Mniej więcej. Cory Doctorow w filmie „RiP! A Remix Manifesto” trafia moim zdaniem w sedno. Powiedział: „Ten świat, w którym udajemy, że nie łamiemy wszyscy prawa autorskiego, jest jak epoka wiktoriańska, kiedy wszyscy udawali, że się nie masturbują. Oficjalna linia brzmiała: jeśli się masturbujesz, wyrosną ci włosy na rękach, oślepniesz, oszalejesz. Dziś oficjalna linia brzmi: tylko źli ludzie kopiują pliki bez upoważnienia. W obu przypadkach nie jest to prawda. Myślę że z prawem autorskim dzieje się to samo, co stało się z masturbacją. Ludzie zaczynają się przyznawać sobie nawzajem: no tak, ja też to robię.”

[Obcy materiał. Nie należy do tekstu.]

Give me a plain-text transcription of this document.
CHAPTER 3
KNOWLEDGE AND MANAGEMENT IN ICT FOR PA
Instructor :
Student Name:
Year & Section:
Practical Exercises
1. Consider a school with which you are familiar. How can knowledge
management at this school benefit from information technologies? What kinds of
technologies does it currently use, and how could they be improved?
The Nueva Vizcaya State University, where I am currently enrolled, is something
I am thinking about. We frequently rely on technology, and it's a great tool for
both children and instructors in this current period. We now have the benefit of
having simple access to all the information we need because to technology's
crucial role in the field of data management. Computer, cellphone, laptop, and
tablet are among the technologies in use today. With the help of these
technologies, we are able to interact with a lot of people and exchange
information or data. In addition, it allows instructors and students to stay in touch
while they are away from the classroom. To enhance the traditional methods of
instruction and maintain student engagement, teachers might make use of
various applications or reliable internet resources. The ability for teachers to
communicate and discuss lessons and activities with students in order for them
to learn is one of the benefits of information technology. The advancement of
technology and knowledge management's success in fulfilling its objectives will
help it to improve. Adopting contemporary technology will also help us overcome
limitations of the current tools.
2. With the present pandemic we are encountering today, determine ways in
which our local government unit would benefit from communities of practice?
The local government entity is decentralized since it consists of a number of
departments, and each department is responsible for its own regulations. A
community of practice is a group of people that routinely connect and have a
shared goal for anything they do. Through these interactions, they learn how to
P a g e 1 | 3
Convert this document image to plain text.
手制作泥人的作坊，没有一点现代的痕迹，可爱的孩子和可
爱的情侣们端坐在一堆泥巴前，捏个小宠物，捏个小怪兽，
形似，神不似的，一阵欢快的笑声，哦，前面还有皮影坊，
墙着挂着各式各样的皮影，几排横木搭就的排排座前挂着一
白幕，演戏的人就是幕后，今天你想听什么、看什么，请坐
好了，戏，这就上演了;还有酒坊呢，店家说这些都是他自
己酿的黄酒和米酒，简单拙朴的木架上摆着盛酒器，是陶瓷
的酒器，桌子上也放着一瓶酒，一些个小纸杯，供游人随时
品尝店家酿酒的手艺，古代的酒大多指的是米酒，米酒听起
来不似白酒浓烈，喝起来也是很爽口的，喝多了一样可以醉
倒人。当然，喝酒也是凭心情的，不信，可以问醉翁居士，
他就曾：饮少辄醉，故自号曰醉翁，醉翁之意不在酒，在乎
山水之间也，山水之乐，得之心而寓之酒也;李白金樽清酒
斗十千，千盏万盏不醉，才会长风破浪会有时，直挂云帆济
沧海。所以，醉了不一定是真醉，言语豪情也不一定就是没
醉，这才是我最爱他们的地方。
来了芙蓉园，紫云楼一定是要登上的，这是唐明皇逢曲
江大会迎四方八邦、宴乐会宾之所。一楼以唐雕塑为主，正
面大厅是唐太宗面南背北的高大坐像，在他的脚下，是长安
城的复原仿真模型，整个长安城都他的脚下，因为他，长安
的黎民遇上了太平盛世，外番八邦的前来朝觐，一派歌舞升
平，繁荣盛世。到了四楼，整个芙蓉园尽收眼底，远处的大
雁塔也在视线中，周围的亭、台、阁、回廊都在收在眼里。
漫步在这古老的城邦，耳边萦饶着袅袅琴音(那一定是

Jest też świeży tekst w dziale „Kultura” Gazety: Milionowa strata Kazika. Internauci kpią z przemysłu muzycznego i kopiują płyty.

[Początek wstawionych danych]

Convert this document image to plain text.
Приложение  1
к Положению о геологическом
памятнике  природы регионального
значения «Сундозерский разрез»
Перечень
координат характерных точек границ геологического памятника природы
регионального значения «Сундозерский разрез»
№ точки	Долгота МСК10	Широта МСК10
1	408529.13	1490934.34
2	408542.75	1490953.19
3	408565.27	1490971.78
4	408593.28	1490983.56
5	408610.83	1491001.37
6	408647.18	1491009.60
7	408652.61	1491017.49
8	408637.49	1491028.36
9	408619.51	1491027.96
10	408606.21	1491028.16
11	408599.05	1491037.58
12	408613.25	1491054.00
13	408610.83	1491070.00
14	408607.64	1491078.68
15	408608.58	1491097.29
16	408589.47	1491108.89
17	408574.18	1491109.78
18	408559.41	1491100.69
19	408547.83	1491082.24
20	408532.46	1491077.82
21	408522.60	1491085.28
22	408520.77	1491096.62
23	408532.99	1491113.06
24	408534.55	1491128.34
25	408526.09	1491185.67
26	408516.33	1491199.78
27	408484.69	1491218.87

w tekście w „Gazecie pojawia się cudne sformułowanie: „Nielegalne ściąganie plików”
To doskonale sie sklada :-)
A ja tak przy okazji chciałabym się dowiedzieć o jedną rzecz: jak wygląda kwestia ściągania plików w różnych krajach europejskich, bo że w Polsce ściąganie nie jest zasadniczo uważane za nielegalne (chociaż spotkałam się również z inną opinią), to wiemy. Hadopi na przykład ściga ściąganie czy upload? Ma ktoś jakieś dane na ten temat (badania itp…)?
Europejskie prawo jest tu niejednolite. Odpowiednia dyrektywa przewiduje możliwość wprowadzania różnych „wyjątków i ograniczeń” do prawa autorskiego, wśród których jest niekomercyjny użytek prywatny, ale nie jest to wyjątek obligatoryjny.

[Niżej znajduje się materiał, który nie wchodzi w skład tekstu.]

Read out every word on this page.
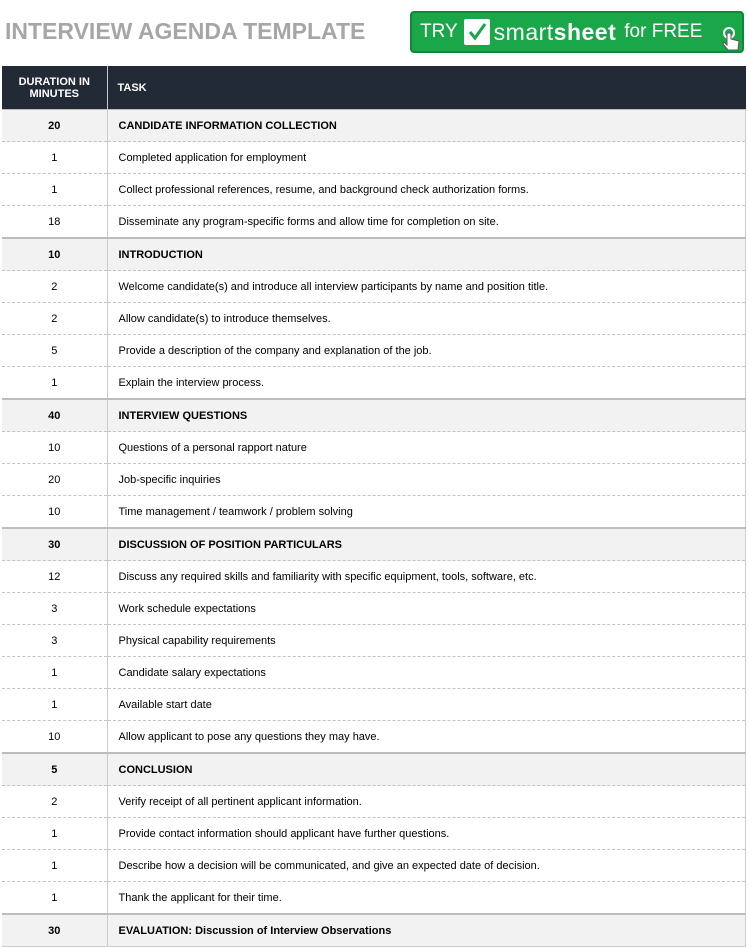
INTERVIEW AGENDA TEMPLATE	TRY smartsheet for FREE
DURATION IN
MINUTES	TASK
20	CANDIDATE INFORMATION COLLECTION
1	Completed application for employment
1	Collect professional references, resume, and background check authorization forms.
18	Disseminate any program-specific forms and allow time for completion on site.
10	INTRODUCTION
2	Welcome candidate(s) and introduce all interview participants by name and position title.
2	Allow candidate(s) to introduce themselves.
5	Provide a description of the company and explanation of the job.
1	Explain the interview process.
40	INTERVIEW QUESTIONS
10	Questions of a personal rapport nature
20	Job-specific inquiries
10	Time management / teamwork / problem solving
30	DISCUSSION OF POSITION PARTICULARS
12	Discuss any required skills and familiarity with specific equipment, tools, software, etc.
3	Work schedule expectations
3	Physical capability requirements
1	Candidate salary expectations
1	Available start date
10	Allow applicant to pose any questions they may have.
5	CONCLUSION
2	Verify receipt of all pertinent applicant information.
1	Provide contact information should applicant have further questions.
1	Describe how a decision will be communicated, and give an expected date of decision.
1	Thank the applicant for their time.
30	EVALUATION: Discussion of Interview Observations
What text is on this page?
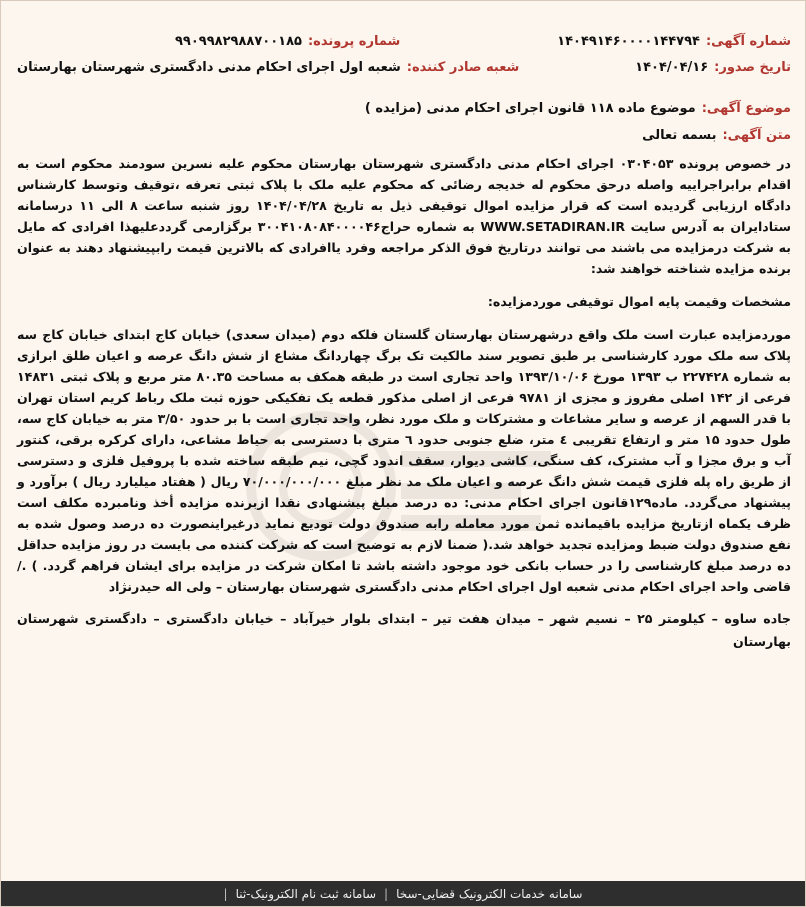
شماره آگهی:
۱۴۰۴۹۱۴۶۰۰۰۰۱۴۴۷۹۴
شماره پرونده:
۹۹۰۹۹۸۲۹۸۸۷۰۰۱۸۵
تاریخ صدور:
۱۴۰۴/۰۴/۱۶
شعبه صادر کننده:
شعبه اول اجرای احکام مدنی دادگستری شهرستان بهارستان
موضوع آگهی:
موضوع ماده ۱۱۸ قانون اجرای احکام مدنی (مزایده )
متن آگهی:
بسمه تعالی

در خصوص پرونده ۰۳۰۴۰۵۳ اجرای احکام مدنی دادگستری شهرستان بهارستان محکوم علیه نسرین سودمند محکوم است به اقدام برابراجراییه واصله درحق محکوم له خدیجه رضائی که محکوم علیه ملک با پلاک ثبتی تعرفه ،توقیف وتوسط کارشناس دادگاه ارزیابی گردیده است که قرار مزایده اموال توقیفی ذیل به تاریخ ۱۴۰۴/۰۴/۲۸ روز شنبه ساعت ۸ الی ۱۱ درسامانه ستادایران به آدرس سایت WWW.SETADIRAN.IR به شماره حراج۳۰۰۴۱۰۸۰۸۴۰۰۰۰۴۶ برگزارمی گرددعلیهذا افرادی که مایل به شرکت درمزایده می باشند می توانند درتاریخ فوق الذکر مراجعه وفرد یاافرادی که بالاترین قیمت رابپیشنهاد دهند به عنوان برنده مزایده شناخته خواهند شد:

مشخصات وقیمت پایه اموال توقیفی موردمزایده:

موردمزایده عبارت است ملک واقع درشهرستان بهارستان گلستان فلکه دوم (میدان سعدی) خیابان کاج ابتدای خیابان کاج سه پلاک سه ملک مورد کارشناسی بر طبق تصویر سند مالکیت تک برگ چهاردانگ مشاع از شش دانگ عرصه و اعیان طلق ابرازی به شماره ۲۲۷۴۲۸ ب ۱۳۹۳ مورخ ۱۳۹۳/۱۰/۰۶ واحد تجاری است در طبقه همکف به مساحت ۸۰.۳۵ متر مربع و پلاک ثبتی ۱۴۸۳۱ فرعی از ۱۴۲ اصلی مفروز و مجزی از ۹۷۸۱ فرعی از اصلی مذکور قطعه یک تفکیکی حوزه ثبت ملک رباط کریم استان تهران با قدر السهم از عرصه و سایر مشاعات و مشترکات و ملک مورد نظر، واحد تجاری است با بر حدود ۳/۵۰ متر به خیابان کاج سه، طول حدود ۱۵ متر و ارتفاع تقریبی ٤ متر، ضلع جنوبی حدود ٦ متری با دسترسی به حیاط مشاعی، دارای کرکره برقی، کنتور آب و برق مجزا و آب مشترک، کف سنگی، کاشی دیوار، سقف اندود گچی، نیم طبقه ساخته شده با پروفیل فلزی و دسترسی از طریق راه پله فلزی قیمت شش دانگ عرصه و اعیان ملک مد نظر مبلغ ۷۰/۰۰۰/۰۰۰/۰۰۰ ریال ( هفتاد میلیارد ریال ) برآورد و پیشنهاد می‌گردد. ماده۱۲۹قانون اجرای احکام مدنی: ده درصد مبلغ پیشنهادی نقدا ازبرنده مزایده أخذ ونامبرده مکلف است ظرف یکماه ازتاریخ مزایده باقیمانده ثمن مورد معامله رابه صندوق دولت تودیع نماید درغیراینصورت ده درصد وصول شده به نفع صندوق دولت ضبط ومزایده تجدید خواهد شد.( ضمنا لازم به توضیح است که شرکت کننده می بایست در روز مزایده حداقل ده درصد مبلغ کارشناسی را در حساب بانکی خود موجود داشته باشد تا امکان شرکت در مزایده برای ایشان فراهم گردد. ) ./ قاضی واحد اجرای احکام مدنی شعبه اول اجرای احکام مدنی دادگستری شهرستان بهارستان – ولی اله حیدرنژاد

جاده ساوه – کیلومتر ۲۵ – نسیم شهر – میدان هفت تیر – ابتدای بلوار خیرآباد – خیابان دادگستری – دادگستری شهرستان بهارستان

سامانه خدمات الکترونیک قضایی-سخا
|
سامانه ثبت نام الکترونیک-ثنا
|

We wspomnianej Fracji prawo jest wyjątkowo restrykcyjne i pobieranie jest nielegalne, ale np. w Holandii jest już inaczej.
Nie wiem, czy ktoś zrobił ogólne porównanie praw dozwolonego użytku w różnych krajach, pewnie by się przydało, a być może lepiej zorientowani ode mnie coś o tym wiedzą.
Może tu warto zajrzeć: http://prawo.vagla.pl/files/mgr_m_podolski.pdf
Szczególnie 2.4.
dzięki!
Polecam analize Lucie Gibault, prawniczki z holenderskiego IVIR ktora analizowala harmonizacje dozwolonego uzytku w Europie.
http://www.ivir.nl/publications/guibault/JIPITEC_2010_2.pdf
Lucie bedzie zreszta pod koniec pazdziernika w Krakowie.
O, dzięki za info. A przy jakiej okazji? Jakaś konferencja? Bo spróbuję może się wybrać, jeśli będzie taka możliwość…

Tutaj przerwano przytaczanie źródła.